There is a great deal of thought and emotion that goes into the decision to remove a wedding ring when your partner is gone.  In the case of divorce, it can be an especially highly-charged moment.  In the case of becoming a widower, it can require a great deal of time to symbolically “let go” of this symbol.

In addition to your own state of mind, there is often the reaction of your family. Many Suddenly Solos may feel it will upset the children or family if they remove the ring, so it’s a good idea to discuss it with them, explain that you have thought through why you are taking off the ring, and ask them to respect your decision. You have to do what is right for you.  We have heard of women who wear their wedding bands on their right hand as a sign that they were married before but are now available.

Continuing to wear a wedding band can become a “crutch” that you unconsciously create to keep female attention away if you don’t think you’re ready for that kind of connection.  Don’t do it.  It can become habit-forming.

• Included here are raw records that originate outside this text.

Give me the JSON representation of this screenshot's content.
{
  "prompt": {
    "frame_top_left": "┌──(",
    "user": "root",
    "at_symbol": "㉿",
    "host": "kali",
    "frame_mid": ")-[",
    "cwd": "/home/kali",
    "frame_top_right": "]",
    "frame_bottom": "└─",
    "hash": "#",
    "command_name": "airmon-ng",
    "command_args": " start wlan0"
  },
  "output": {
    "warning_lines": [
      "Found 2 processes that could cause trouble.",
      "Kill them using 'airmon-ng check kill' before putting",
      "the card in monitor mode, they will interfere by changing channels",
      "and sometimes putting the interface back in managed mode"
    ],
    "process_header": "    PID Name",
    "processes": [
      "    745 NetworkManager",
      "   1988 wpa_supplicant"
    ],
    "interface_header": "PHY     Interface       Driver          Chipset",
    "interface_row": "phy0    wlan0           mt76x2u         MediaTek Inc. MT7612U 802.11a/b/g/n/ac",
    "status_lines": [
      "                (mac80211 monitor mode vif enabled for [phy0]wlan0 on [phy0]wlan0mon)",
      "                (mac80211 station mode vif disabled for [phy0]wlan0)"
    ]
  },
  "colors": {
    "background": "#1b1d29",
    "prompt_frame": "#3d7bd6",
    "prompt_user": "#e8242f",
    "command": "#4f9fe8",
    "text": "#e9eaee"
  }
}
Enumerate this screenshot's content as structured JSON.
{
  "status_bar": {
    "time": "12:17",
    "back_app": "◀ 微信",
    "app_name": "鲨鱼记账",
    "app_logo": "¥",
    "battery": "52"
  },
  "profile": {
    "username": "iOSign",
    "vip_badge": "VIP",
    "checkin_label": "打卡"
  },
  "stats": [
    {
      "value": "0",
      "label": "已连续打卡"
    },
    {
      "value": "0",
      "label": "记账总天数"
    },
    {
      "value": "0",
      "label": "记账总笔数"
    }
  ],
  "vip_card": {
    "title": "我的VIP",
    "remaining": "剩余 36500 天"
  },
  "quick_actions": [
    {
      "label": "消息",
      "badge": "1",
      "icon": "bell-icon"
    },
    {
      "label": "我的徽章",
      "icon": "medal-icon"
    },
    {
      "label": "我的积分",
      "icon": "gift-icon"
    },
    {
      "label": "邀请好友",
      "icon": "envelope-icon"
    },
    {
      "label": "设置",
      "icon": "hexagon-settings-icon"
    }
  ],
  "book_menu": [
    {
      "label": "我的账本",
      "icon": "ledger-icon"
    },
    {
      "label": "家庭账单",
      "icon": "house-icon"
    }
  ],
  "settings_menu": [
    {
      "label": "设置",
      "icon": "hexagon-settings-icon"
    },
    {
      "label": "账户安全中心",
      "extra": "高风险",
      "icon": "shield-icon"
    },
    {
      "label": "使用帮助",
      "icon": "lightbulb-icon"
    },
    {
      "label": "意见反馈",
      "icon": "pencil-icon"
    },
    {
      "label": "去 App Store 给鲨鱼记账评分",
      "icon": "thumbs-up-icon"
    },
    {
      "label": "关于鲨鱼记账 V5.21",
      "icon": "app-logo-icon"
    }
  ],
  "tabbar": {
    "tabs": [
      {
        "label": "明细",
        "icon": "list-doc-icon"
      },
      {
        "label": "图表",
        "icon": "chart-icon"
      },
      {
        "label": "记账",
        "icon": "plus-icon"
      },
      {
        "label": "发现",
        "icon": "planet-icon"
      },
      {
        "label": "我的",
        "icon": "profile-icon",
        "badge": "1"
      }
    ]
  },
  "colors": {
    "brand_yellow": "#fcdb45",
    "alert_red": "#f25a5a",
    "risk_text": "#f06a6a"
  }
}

Sometimes the dilemma is actually physical, however – it’s stuck!  Here are some tips to remove a ring from your finger:

  • Apply lubricant like hand sanitizer and work it under and around the ring.
  • Hold a bag of ice in your hand, above your head, to numb the finger and do the lube trick again.
  • Put a strand of waxed dental floss through the rings and gently move it back and forth around the circumference of your finger.  The wax and compression may help.

Don’t try and cut it off by yourself.  Go to a jewelry store or a hospital.  They can use tools and resources that can help you separate yourself from this symbol of your past.




  1. ed dunegan

    I want to keep my ring on.I wear hers also.

  2. R. Wray

    I had my husbands wedding ring resized after I lost him to fit me. Then had our rings fixed together to make one. I wear it on my right hand, and even moving those rings to my right hand took me four years. We’re all on differnt time schedules regarding grief. Do what makes you feel comfortable, you’ll know when it right and when it’s time to move on.

  3. P Fleming

    Neither my husband nor I had worn our original rings for years so after he passed I took both rings and had an twisted Celtic knot made for a necklace. It still makes me feel connected to him in a very private way.